Recently, the artist began a speaking tour that brought him to Yale and Princeton universities. Yale University Press published a book on the Westegaard’s cartoon and its effect. It did so without including the image that sparked all the controversy. At Yale, the artist was refused permission to project his cartoon onto a screen while he delivered his remarks. Instead, Yale assured Westegaard his cartoon would be shown in a separate room “so that students who do not want to see it, do not have to see it.” The brave Yale authorities never provided the room in which to display the drawing.

According to the Brussels Journal, Yale’s Muslim chaplain Omer Bajwa claimed Westergaard’s visit was part of a plot hatched by Dutch Member of Parliament Geert Wilders and American scholar Daniel Pipes.
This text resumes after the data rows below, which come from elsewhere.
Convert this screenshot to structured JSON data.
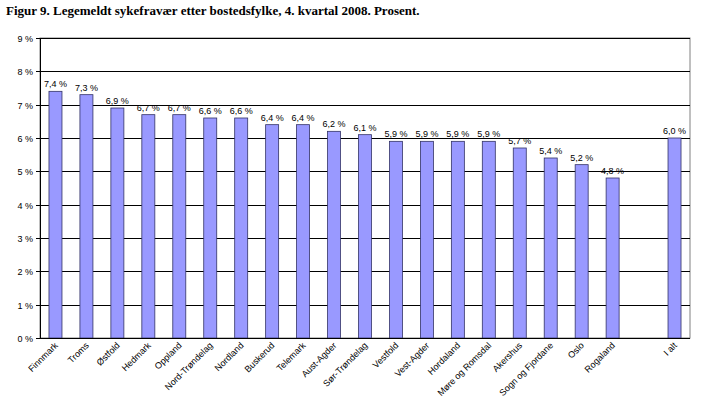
{
  "chart_data": {
    "type": "bar",
    "title": "Figur 9. Legemeldt sykefravær etter bostedsfylke, 4. kvartal 2008. Prosent.",
    "categories": [
      "Finnmark",
      "Troms",
      "Østfold",
      "Hedmark",
      "Oppland",
      "Nord-Trøndelag",
      "Nordland",
      "Buskerud",
      "Telemark",
      "Aust-Agder",
      "Sør-Trøndelag",
      "Vestfold",
      "Vest-Agder",
      "Hordaland",
      "Møre og Romsdal",
      "Akershus",
      "Sogn og Fjordane",
      "Oslo",
      "Rogaland",
      null,
      "I alt"
    ],
    "values": [
      7.4,
      7.3,
      6.9,
      6.7,
      6.7,
      6.6,
      6.6,
      6.4,
      6.4,
      6.2,
      6.1,
      5.9,
      5.9,
      5.9,
      5.9,
      5.7,
      5.4,
      5.2,
      4.8,
      null,
      6.0
    ],
    "value_labels": [
      "7,4 %",
      "7,3 %",
      "6,9 %",
      "6,7 %",
      "6,7 %",
      "6,6 %",
      "6,6 %",
      "6,4 %",
      "6,4 %",
      "6,2 %",
      "6,1 %",
      "5,9 %",
      "5,9 %",
      "5,9 %",
      "5,9 %",
      "5,7 %",
      "5,4 %",
      "5,2 %",
      "4,8 %",
      null,
      "6,0 %"
    ],
    "color": "#9999ff",
    "ylim": [
      0,
      9
    ],
    "yticks": [
      {
        "value": 0,
        "label": "0 %"
      },
      {
        "value": 1,
        "label": "1 %"
      },
      {
        "value": 2,
        "label": "2 %"
      },
      {
        "value": 3,
        "label": "3 %"
      },
      {
        "value": 4,
        "label": "4 %"
      },
      {
        "value": 5,
        "label": "5 %"
      },
      {
        "value": 6,
        "label": "6 %"
      },
      {
        "value": 7,
        "label": "7 %"
      },
      {
        "value": 8,
        "label": "8 %"
      },
      {
        "value": 9,
        "label": "9 %"
      }
    ],
    "grid": true,
    "data_labels": true
  }
}
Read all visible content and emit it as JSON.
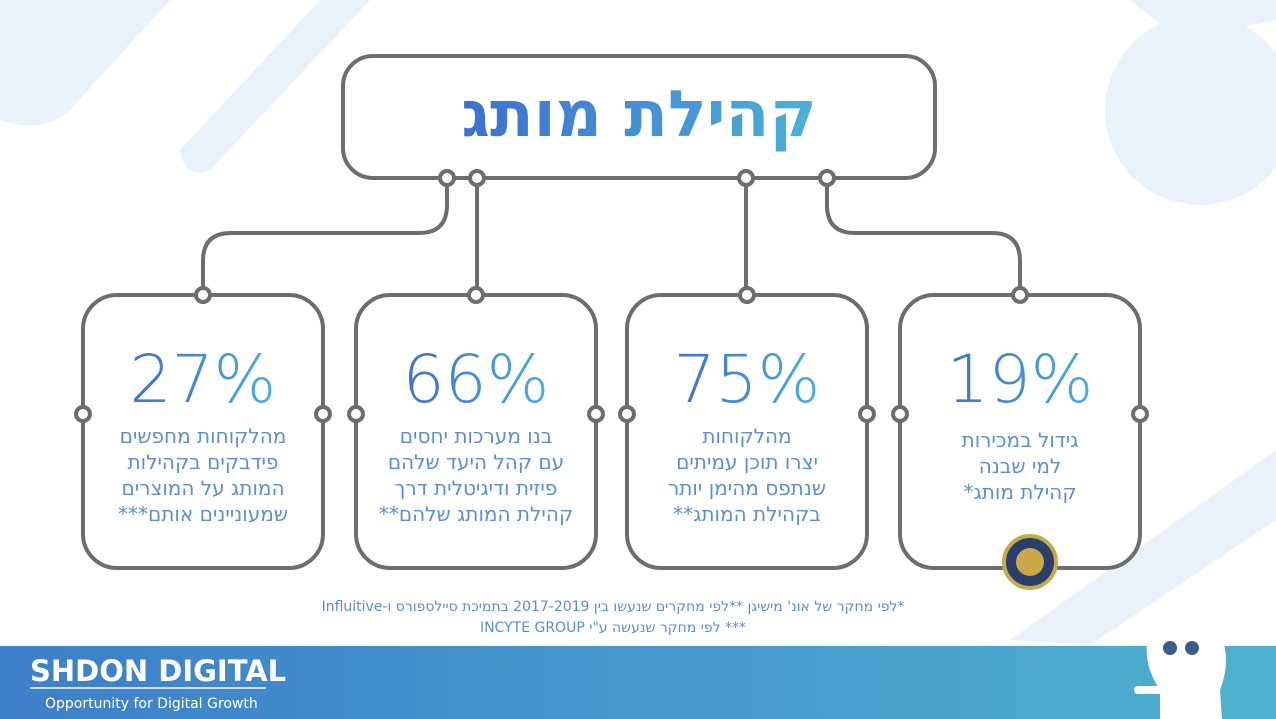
{
  "title": "קהילת מותג",
  "cards": [
    {
      "stat": "27%",
      "lines": [
        "מהלקוחות מחפשים",
        "פידבקים בקהילות",
        "המותג על המוצרים",
        "שמעוניינים אותם***"
      ]
    },
    {
      "stat": "66%",
      "lines": [
        "בנו מערכות יחסים",
        "עם קהל היעד שלהם",
        "פיזית ודיגיטלית דרך",
        "קהילת המותג שלהם**"
      ]
    },
    {
      "stat": "75%",
      "lines": [
        "מהלקוחות",
        "יצרו תוכן עמיתים",
        "שנתפס מהימן יותר",
        "בקהילת המותג**"
      ]
    },
    {
      "stat": "19%",
      "lines": [
        "גידול במכירות",
        "למי שבנה",
        "קהילת מותג*"
      ]
    }
  ],
  "footnotes": [
    "*לפי מחקר של אונ' מישיגן **לפי מחקרים שנעשו בין 2017-2019 בתמיכת סיילספורס ו-Influitive",
    "*** לפי מחקר שנעשה ע\"י INCYTE GROUP"
  ],
  "brand": {
    "name": "SHDON DIGITAL",
    "tagline": "Opportunity for Digital Growth"
  }
}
Wilders, as you may recall from a previous post to this blog, is also a Dutchman living under threat of death by fanatical soldiers of the “religion of peace.”
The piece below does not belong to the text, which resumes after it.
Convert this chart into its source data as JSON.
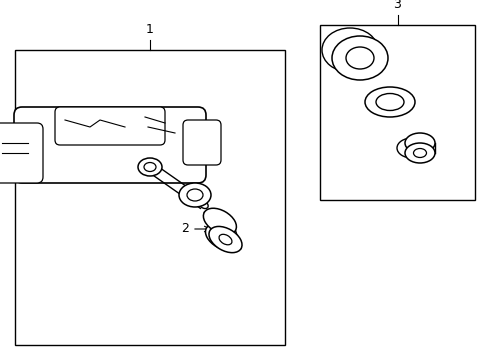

During the question and answer phase to Westegaard’s Yale visit, a student – proving how successful today’s universities are at transmitting cowardly nihilism – told the artist, “You feel unsafe today, which is unfortunate, but you should realize that your presence here today has made thousands of other people feel unsafe.” This student’s parents can be proud knowing the $50,000 tuition they paid Yale closed their child’s mind to the obvious: that Islamic fanatics who murder women and children, writers, musicians, politicians, artists, Jews and anyone else who refuses to conform to their narrow, barbaric and primitive worldview — pose a far greater threat to our otherwise tranquil lives than do cartoonists.

The thousands of American’s who died on and since 9/11 make it difficult to step back and see the profound absurdity of an enemy our crumbling Western World fears and seeks to accommodate. The violent reaction by deranged Islam to Westegaard’s cartoon is tantamount to maddened mallards threatening the life of Daffy Duck’s creator Chuck Jones. With several plots to kill Westegaard foiled, the continuing fervor to murder the cartoonist proves what daffy and odd ducks jihadists truly are.